Now, consider if  Father Swamy had been a politician or ‘eminent’ citizen and not a human rights activist. As has been evidenced in several cases, soon after a politician or influential figure is arrested, they get shifted to a hospital or a special facility (in most instances, the excuse given is ‘chest pain’). Contrast this with another octogenarian Elgar accused, Varavara Rao who was arrested in June 2018 and has struggled for proper health facilities despite his weakening condition. It was only when he was found Covid positive that he was temporarily shifted to a hospital and then quickly sent back to jail. What are the chances of  an 80 year old poet-activist tampering with evidence or fleeing from justice that he should be denied bail?       

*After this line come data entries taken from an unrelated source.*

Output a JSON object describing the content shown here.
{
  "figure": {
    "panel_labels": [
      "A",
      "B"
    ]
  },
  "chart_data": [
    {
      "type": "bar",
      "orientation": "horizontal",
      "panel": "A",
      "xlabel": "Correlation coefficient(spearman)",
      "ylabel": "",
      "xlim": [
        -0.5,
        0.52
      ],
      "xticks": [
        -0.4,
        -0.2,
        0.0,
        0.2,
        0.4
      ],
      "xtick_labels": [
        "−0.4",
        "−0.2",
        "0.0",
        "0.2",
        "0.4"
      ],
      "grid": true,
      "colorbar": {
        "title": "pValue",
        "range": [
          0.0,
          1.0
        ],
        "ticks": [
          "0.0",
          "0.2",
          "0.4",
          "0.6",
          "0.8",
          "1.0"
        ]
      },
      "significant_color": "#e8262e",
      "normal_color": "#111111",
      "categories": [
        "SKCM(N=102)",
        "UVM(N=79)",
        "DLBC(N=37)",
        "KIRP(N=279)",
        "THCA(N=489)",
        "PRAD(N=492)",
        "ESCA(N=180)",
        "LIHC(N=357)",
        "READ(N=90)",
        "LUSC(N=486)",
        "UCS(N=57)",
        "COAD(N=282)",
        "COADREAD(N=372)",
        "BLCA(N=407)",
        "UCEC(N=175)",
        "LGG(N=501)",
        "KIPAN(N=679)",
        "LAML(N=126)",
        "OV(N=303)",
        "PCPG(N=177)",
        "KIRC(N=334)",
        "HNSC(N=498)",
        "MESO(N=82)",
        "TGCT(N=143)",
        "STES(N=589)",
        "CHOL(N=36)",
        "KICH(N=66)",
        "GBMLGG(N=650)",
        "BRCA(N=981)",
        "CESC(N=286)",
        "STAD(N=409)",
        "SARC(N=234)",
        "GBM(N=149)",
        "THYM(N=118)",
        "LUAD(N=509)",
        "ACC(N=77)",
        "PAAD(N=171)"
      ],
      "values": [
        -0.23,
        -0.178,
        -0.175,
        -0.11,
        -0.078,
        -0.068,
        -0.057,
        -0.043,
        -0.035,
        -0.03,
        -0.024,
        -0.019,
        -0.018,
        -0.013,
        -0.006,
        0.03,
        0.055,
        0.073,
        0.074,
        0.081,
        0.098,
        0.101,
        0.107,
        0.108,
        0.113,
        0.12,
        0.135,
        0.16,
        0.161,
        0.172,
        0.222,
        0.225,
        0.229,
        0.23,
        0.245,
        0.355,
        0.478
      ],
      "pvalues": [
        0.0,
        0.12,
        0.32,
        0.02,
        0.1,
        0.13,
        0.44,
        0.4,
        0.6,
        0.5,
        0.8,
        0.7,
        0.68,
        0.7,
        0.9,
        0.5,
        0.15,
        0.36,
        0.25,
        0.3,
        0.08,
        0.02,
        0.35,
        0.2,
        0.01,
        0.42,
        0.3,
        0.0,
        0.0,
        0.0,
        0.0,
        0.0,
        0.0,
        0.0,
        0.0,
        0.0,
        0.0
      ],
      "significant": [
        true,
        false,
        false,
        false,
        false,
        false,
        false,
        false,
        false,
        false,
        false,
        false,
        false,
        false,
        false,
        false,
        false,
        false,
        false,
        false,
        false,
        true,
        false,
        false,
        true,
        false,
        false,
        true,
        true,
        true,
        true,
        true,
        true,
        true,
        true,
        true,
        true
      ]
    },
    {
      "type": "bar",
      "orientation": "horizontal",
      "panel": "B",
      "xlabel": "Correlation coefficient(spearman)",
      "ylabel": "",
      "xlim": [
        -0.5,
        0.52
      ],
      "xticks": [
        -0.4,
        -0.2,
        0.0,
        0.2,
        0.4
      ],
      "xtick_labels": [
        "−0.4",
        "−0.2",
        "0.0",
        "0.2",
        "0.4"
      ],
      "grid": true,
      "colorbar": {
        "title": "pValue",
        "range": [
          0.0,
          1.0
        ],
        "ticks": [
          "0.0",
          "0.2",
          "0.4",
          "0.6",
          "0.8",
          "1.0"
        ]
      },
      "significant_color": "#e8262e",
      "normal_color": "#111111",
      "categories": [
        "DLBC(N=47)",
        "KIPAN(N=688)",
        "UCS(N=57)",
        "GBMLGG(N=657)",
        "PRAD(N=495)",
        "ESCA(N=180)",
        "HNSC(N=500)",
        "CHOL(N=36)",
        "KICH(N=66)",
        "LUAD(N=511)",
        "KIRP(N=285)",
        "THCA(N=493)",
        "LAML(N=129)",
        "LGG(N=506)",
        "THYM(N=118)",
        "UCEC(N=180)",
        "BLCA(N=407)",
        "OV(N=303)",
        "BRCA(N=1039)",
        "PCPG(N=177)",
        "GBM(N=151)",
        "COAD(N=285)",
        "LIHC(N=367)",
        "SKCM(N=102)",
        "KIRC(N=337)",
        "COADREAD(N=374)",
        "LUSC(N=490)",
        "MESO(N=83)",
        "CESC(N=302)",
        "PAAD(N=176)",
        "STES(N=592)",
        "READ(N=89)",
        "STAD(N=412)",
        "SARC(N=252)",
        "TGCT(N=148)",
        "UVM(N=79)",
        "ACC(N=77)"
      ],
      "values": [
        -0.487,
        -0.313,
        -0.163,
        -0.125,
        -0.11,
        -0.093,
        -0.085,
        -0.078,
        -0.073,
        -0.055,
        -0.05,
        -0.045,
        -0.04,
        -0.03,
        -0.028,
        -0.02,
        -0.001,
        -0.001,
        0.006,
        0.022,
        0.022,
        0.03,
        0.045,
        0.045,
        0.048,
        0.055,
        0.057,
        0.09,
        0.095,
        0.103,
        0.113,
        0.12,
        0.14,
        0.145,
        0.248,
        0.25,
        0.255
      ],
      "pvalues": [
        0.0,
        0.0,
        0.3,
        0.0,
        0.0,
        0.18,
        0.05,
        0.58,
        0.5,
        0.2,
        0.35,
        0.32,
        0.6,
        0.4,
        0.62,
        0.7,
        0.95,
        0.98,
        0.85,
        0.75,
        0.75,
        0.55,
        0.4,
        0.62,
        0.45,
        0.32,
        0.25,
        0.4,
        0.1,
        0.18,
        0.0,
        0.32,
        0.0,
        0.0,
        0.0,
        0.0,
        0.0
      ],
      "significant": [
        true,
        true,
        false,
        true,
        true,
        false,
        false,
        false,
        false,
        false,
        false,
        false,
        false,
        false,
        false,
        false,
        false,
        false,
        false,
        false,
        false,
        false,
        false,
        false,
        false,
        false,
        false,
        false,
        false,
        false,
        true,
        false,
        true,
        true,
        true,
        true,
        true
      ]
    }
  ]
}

Which is why Justice Chandrachud’s fine words need to resonate well beyond his court if  they are to truly serve as a moral and legal compass for the criminal justice system. This is a country where more than 70 per cent of  prisoners are undertrials. At the end of  2019, more than one lakh people were lodged as undertrials for more than a year. As cases pending judgment pile up, our jails are overcrowded and increasingly unmanageable. Why should those queuing up for bail in petty crime case have to wait for months for a court listing while high-ranking individuals get an urgent hearing even when courts are on recess? The perception of  ‘special treatment’ for the privileged is against the fundamental constitutional principle of  equal citizenship. A tv anchor’s personal liberty is no greater than that of  an aam aadmi or aurat.  

Post-script: Prime time tv studios of  the ‘noise’ channels have been converted into mini-courtrooms where the cardinal jurisprudential principle of  innocent till proven guilty is reversed. When actor Rhea Chakraborty was accused by these channels of abetment to suicide in the Sushant Rajput case on the basis of pure innuendo and no hard evidence, the screeching headline was: “When will Rhea be arrested!’ Would those news channels now apply the same rules to themselves?